Banyak alasan orang memilih nama. Banyak alasan pula kenapa mengganti nama asli dengan sebutan tertentu. Namun apapun alasannya, jangan sampai perubahan nama hanya akan mempersulit diri sendiri. Cobalah publikasi nama secara konsisten, agar orang lain pun akan konsisten mengingat nama kita. Andaikan ada penelusuran data, misalnya lewat fasilitas search engine google, biodata kita akan lebih mudah ditemukan. Kecuali, anda adalah orang yang ingin menghilang dari peredaran komunikasi sosial.

AROGANSI KARAKTER

Arogansi karakter adalah sikap diri yang cenderung merendahkan orang lain yang mempunyai karakter berbeda. Ini bukan istilah baku, hanya sebagai penjelasan dalam tulisan ini.

Arogansi karakter muncul karena kebiasaan bergaul hanya dengan komunitas yang monoton. Ketika anak muda hanya berkumpul kemana-mana dengan sesama anak muda saja, maka biasanya dia cenderung kurang menghargai karakter anak kecil atau orang dewasa.
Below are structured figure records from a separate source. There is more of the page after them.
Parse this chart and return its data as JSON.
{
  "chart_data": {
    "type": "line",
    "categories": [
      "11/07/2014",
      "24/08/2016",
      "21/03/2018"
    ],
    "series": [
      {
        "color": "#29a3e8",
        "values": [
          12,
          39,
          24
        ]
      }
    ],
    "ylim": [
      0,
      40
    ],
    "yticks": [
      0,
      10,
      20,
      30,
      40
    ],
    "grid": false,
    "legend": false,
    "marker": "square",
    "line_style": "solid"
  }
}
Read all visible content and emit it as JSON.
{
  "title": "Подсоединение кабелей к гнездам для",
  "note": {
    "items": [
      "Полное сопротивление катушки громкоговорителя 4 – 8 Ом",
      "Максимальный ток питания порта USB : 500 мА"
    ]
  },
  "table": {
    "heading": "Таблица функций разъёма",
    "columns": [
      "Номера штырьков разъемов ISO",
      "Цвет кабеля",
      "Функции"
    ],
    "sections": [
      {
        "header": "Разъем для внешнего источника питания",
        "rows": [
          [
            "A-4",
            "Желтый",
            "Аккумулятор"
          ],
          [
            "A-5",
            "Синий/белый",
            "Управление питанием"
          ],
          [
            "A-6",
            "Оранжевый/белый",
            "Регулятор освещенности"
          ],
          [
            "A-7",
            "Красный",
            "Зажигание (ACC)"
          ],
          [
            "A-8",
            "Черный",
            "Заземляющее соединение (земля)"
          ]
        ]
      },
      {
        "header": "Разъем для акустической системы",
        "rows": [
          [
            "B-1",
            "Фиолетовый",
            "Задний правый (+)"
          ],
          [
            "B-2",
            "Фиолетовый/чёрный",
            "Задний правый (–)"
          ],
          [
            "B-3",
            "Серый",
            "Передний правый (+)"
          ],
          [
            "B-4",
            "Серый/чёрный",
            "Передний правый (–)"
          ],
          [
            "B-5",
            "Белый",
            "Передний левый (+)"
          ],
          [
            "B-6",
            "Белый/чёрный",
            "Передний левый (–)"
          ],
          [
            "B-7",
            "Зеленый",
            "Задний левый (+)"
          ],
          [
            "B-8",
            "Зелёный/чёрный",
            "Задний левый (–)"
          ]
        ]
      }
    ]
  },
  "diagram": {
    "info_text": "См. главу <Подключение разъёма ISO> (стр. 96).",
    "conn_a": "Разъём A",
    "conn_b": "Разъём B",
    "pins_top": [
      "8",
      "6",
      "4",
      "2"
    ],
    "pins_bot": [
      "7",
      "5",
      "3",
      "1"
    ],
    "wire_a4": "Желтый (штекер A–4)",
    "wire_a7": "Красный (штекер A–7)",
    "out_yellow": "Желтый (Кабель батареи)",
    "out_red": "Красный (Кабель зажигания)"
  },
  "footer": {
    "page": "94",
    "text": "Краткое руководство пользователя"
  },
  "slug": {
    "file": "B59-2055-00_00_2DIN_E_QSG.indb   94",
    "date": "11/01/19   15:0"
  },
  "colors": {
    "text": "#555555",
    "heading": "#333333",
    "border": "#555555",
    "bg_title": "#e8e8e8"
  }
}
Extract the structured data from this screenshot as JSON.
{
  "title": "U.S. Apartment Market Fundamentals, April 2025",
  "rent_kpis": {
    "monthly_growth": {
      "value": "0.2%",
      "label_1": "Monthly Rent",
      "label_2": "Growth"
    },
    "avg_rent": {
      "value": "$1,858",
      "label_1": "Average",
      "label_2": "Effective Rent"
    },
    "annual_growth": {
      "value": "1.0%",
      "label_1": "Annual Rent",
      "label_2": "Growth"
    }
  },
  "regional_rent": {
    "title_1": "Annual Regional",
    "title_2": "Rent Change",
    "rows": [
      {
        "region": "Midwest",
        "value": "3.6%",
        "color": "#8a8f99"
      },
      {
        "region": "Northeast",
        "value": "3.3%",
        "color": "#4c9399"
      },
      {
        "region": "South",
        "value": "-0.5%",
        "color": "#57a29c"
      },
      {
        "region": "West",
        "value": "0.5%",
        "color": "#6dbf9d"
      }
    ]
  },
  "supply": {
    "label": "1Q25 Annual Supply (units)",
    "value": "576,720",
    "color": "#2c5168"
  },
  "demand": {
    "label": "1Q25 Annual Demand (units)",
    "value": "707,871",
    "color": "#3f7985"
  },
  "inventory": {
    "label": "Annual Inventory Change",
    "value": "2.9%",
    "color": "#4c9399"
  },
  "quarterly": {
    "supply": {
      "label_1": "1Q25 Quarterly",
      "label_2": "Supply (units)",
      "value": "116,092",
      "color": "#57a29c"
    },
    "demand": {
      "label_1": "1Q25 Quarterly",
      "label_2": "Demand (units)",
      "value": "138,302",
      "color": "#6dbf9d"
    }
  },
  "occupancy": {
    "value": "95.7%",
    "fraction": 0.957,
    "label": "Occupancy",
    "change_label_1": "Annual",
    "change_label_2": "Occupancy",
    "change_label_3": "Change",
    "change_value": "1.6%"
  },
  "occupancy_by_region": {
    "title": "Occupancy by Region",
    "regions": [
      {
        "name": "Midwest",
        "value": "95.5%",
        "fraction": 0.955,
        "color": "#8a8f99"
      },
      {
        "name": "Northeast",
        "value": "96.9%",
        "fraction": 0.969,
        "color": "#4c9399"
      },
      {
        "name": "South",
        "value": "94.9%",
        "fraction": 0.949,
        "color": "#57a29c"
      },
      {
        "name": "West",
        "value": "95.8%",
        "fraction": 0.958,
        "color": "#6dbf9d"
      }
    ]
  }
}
Dia menganggap bahwa dunia anak muda adalah segalanya. Maka segala nasehat atau peringatan dari anak kecil atau orangtua, sering dipandang sebelah mata.

Begitu juga dengan orangtua yang terlalu sering berkasak-kusuk hanya dengan sesama orangtua, maka kadang kurang bisa memahami bagaimana pergaulan dan karakter anak muda. Memang benar beliau ini pernah muda, tetapi jaman doeloe dengan jaman sekarang jelas berbeda. Dulu apel masih pake naik sepeda, buka pagar, ketuk pintu dan duduk salah tingkah kalo mertuanya ikut nimbrung ngobrol nemani anaknya. Lha sekarang jauh beda, tinggal pencet SMS "hai sayang, abang kangen adik nich!". Gak perlu lagi takut ketahuan bapak ibunya.

Banyak orang yang terkagum-kagum pada guru PAUD, guru playgroup dan guru SD, kok bisa-bisanya asyik bergaul dengan anak balita. Itulah kelebihan mereka, yang mampu berkomunikasi dengan menyesuaikan level khusus untuk anak balita.

Jika anak muda ingin belajar dewasa, maka perbanyaklah berkumpul dengan orangtua. Kalau di masyarakat, ada forum yang bisa mendekatkan itu semua, misalnya rapat RT, tahlilan, dll. Memang awalnya anak muda akan banyak terdiam malu. Tapi lama-lama bisa tertawa dan ikut mengimbangi obrolan. Dia juga mulai menyadari bahwa pola pikir orangtua itu berbeda.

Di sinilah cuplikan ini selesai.